5/07/2006

Rabbis, Rabbis, Rabbis


Three interesting news items from the last few weeks, all regarding Rabbis.

The first is about Rabbi Michael Cook of HUC, who thinks that ignorance of the New Testament is the Jews’ Achilles’ Heel. Interesting. I always thought it was ignorance of the old one. Shockingly, the guy is a professor of New Testament studies. When you’ve got a hammer, the whole world is your nail.

The second is about the Rabbanut’s outrageous non-recognition of RCA conversions. I agree that there are problems with giyur in the American Orthodox world, just are there problems with the Rabbanut and their conversion process (understatement of the year). But this is such an incredible slap in the face of American Orthodoxy. Perhaps the most disturbing part is the response of the RCA president. His job is to be outraged, not to try to diminish the magnitude of this. The politically-appointed Rabbis that fill the ranks of the Rabbanut bureaucracy are left to measure the tzitzis of American Orthodox Rabbis who are often the only access to yahadus and Torah around. It’s sickening. Now, I’m sure that some of my Conservative readers will see some poetic justice in this. I think it’s different, ve-acamo”l.
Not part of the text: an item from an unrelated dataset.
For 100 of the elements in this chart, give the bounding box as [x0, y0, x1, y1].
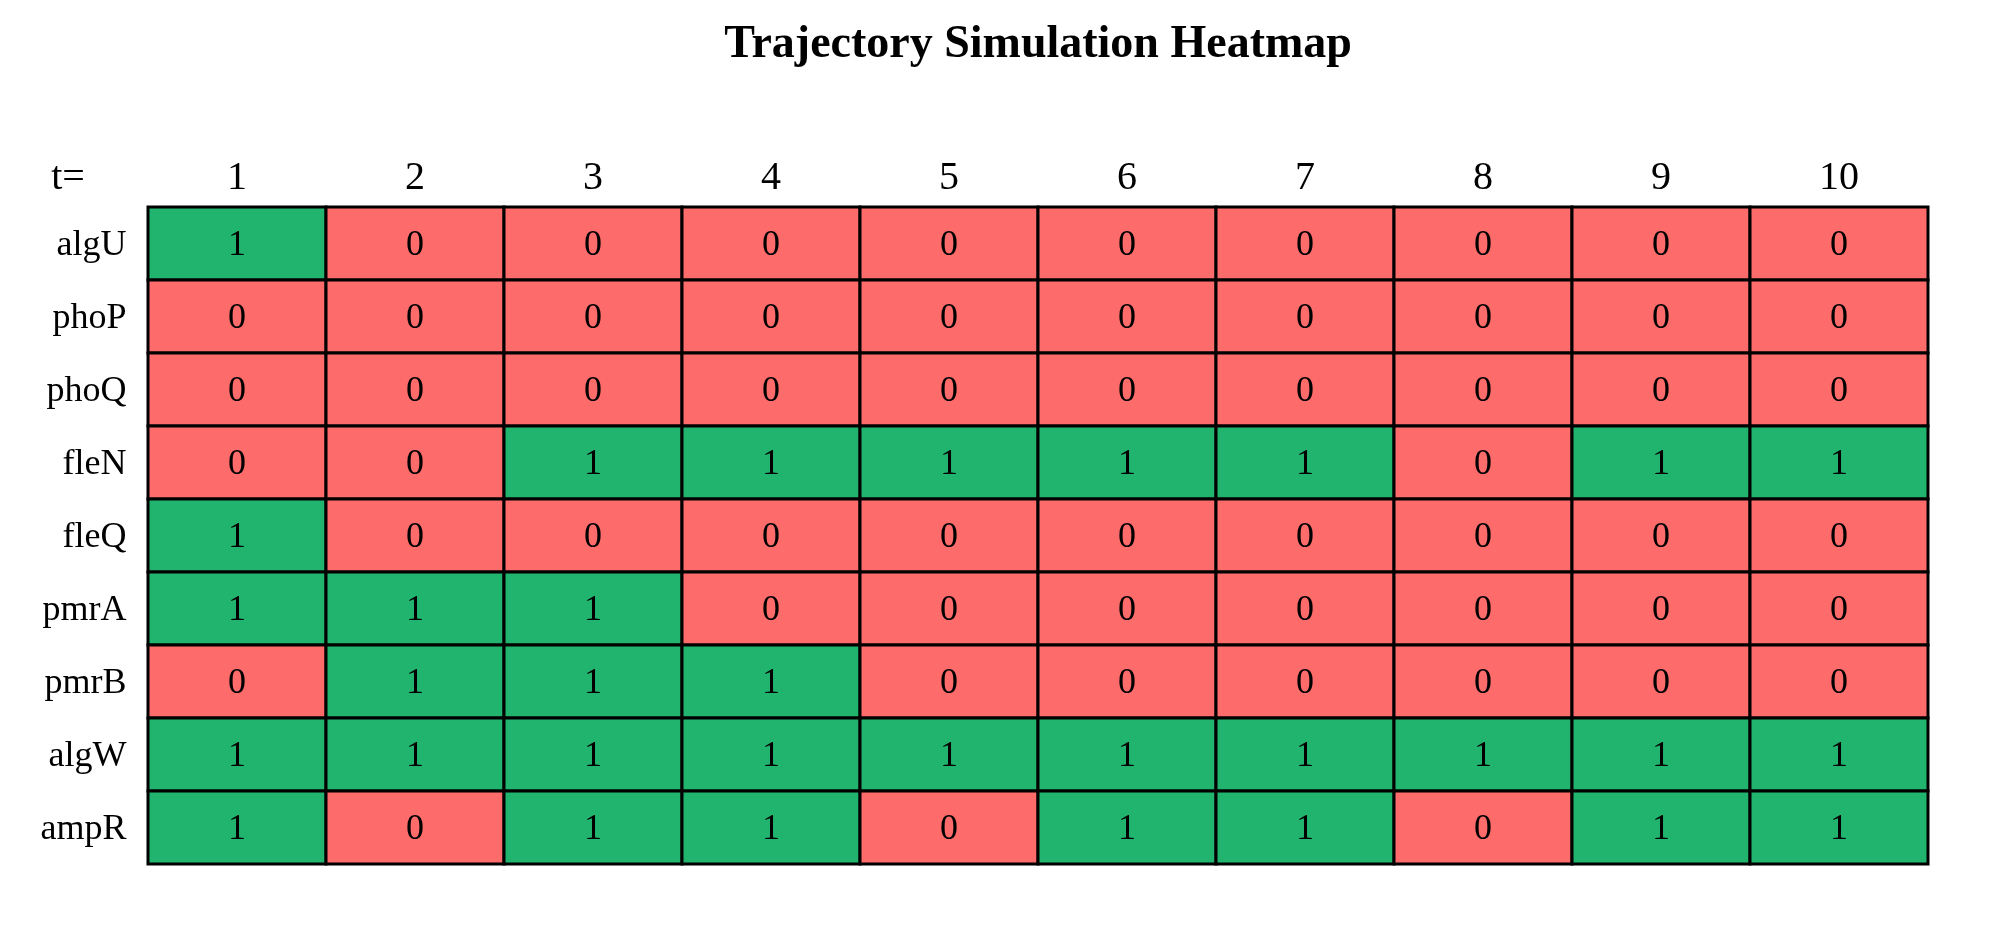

The third is an article about the ordination of Haviva Ner-David as an Orthodox Rabbi. I’ve written about the need to create a recognizable means of acknowledging learned Orthodox women for a variety of practical purposes. The watering-down of semikha in general (I’ve heard of a semikha where one is tested on 50 blatt Gemara of their choice and Kitzur Shulchan Arukh) has turned this whole thing into a joke. Arguments that suggest that women haven’t achieved the level of scholarship deserving of the title should consider my third-grade Rebbe. In this case, I’ve actually read her book. Pioneering, but really bizarre; what you’d probably expect from the person trying to become the first female Orthodox Rabbi.  There’s some solid critique, but I found her approach to ritual commandments to border on fetishism, and didn’t find myself enriched by this book. I had my reasons for becoming a Rabbi; anger wasn’t amongst them. So forgive me for my lack of excitement that she has joined our ranks. This will inevitably open doors for more women which can become positive development.